Michael drifted away the way weak men do—not in one dramatic betrayal, but in a series of small absences that added up to abandonment. I watched it all, and I documented everything: emails, financial records, voice messages, security footage. Not because I wanted revenge, but because I needed proof. I already knew what kind of family this was—the kind that wins by making you look unstable if you can’t back up your truth with receipts.
So in that courthouse hallway, blood on my lip, I felt strangely calm. This was their last move made under the assumption that I was powerless, and I had been waiting for them to show the world exactly who they were.
A court officer stepped toward us, expression tight, voice controlled. “Ma’am,” he said to Emily, “you need to step back.” Emily lifted her chin like the request offended her. Linda reached for her arm, cooing, “It’s fine. She’s emotional. Divorce brings out such… instability.”
Instability. Linda loved that word. It was her favorite way to label any woman who refused to be controlled. The officer’s eyes flicked to the blood at the corner of my mouth, and his expression hardened. “Assault in a courthouse is not ‘emotional,’” he said flatly.

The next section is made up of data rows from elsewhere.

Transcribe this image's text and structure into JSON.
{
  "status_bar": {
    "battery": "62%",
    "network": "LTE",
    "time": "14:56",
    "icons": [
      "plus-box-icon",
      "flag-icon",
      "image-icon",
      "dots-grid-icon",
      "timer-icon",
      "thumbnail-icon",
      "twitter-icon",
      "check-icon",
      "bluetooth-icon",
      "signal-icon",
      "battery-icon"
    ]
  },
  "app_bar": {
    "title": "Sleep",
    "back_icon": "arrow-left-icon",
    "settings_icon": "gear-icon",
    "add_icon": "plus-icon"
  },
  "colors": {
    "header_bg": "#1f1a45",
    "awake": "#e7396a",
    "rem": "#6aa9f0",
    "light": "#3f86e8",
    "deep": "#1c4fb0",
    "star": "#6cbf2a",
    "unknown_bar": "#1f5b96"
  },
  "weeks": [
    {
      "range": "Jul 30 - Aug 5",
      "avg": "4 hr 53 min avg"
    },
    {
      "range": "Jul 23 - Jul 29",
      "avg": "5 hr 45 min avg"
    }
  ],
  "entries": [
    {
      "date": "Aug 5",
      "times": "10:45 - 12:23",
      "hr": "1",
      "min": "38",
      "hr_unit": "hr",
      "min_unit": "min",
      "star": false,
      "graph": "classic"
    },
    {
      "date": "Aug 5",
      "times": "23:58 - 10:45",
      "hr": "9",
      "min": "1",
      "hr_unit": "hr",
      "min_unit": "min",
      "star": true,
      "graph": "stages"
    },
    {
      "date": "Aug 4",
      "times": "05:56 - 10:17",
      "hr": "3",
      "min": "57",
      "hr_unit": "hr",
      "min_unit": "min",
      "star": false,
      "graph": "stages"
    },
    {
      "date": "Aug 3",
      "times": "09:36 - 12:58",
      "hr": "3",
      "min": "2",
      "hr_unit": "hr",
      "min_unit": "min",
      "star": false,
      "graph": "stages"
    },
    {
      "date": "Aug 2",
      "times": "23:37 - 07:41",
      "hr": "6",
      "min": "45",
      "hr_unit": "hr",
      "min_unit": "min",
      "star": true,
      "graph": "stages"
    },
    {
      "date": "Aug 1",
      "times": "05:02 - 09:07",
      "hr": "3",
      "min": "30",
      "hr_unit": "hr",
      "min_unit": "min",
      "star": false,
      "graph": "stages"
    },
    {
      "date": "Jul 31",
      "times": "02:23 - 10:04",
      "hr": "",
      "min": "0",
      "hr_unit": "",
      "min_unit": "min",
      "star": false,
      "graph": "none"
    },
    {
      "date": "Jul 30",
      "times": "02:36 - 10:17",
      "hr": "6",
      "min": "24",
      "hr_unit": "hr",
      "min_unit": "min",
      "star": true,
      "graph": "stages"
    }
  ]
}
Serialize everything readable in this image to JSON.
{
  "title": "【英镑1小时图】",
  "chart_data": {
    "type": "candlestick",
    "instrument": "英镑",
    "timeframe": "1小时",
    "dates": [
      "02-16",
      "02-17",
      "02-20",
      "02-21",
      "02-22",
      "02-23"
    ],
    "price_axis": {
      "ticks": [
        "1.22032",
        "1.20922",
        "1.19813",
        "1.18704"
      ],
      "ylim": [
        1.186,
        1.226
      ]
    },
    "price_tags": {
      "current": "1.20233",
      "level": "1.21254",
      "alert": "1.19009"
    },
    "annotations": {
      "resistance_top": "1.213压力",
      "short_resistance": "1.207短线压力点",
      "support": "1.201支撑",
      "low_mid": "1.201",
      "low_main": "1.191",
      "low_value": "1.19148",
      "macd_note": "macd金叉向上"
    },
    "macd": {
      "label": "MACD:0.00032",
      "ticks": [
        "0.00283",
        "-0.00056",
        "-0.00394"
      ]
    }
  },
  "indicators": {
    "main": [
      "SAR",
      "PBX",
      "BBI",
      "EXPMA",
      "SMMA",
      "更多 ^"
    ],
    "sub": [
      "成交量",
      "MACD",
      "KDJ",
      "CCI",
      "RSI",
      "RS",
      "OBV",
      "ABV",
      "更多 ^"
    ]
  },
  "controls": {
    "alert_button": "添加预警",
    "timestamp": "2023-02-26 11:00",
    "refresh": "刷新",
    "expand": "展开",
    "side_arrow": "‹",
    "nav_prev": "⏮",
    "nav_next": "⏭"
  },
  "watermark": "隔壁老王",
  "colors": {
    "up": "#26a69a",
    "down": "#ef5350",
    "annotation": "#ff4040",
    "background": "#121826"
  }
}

Linda’s smile twitched, then recovered. Michael finally turned his head just slightly and gave the officer a look that said, Don’t make this bigger than it needs to be. The officer didn’t respond to that look. He turned to me instead. “Ma’am,” he asked quietly, “do you need medical attention?”
I shook my head once. “No,” I said softly. “I’m fine.”
Emily scoffed. “Of course she’s fine. She’s always playing the victim.”
I still didn’t react, because reacting wasn’t the point. The point was the next room. The next stage. The next reveal.
A bailiff appeared at the end of the corridor, voice carrying. “All rise. Court is now in session.” People began moving. Linda linked her arm through Michael’s like they were entering a gala. Emily smoothed her blazer and checked her reflection in her phone. Michael’s attorneys nodded to each other with confidence. They walked like the outcome had already been printed.
I followed behind them without rushing, without wiping the blood, without blinking hard. Let the judge see it, I thought. Let the record show exactly what happened before we even sat down.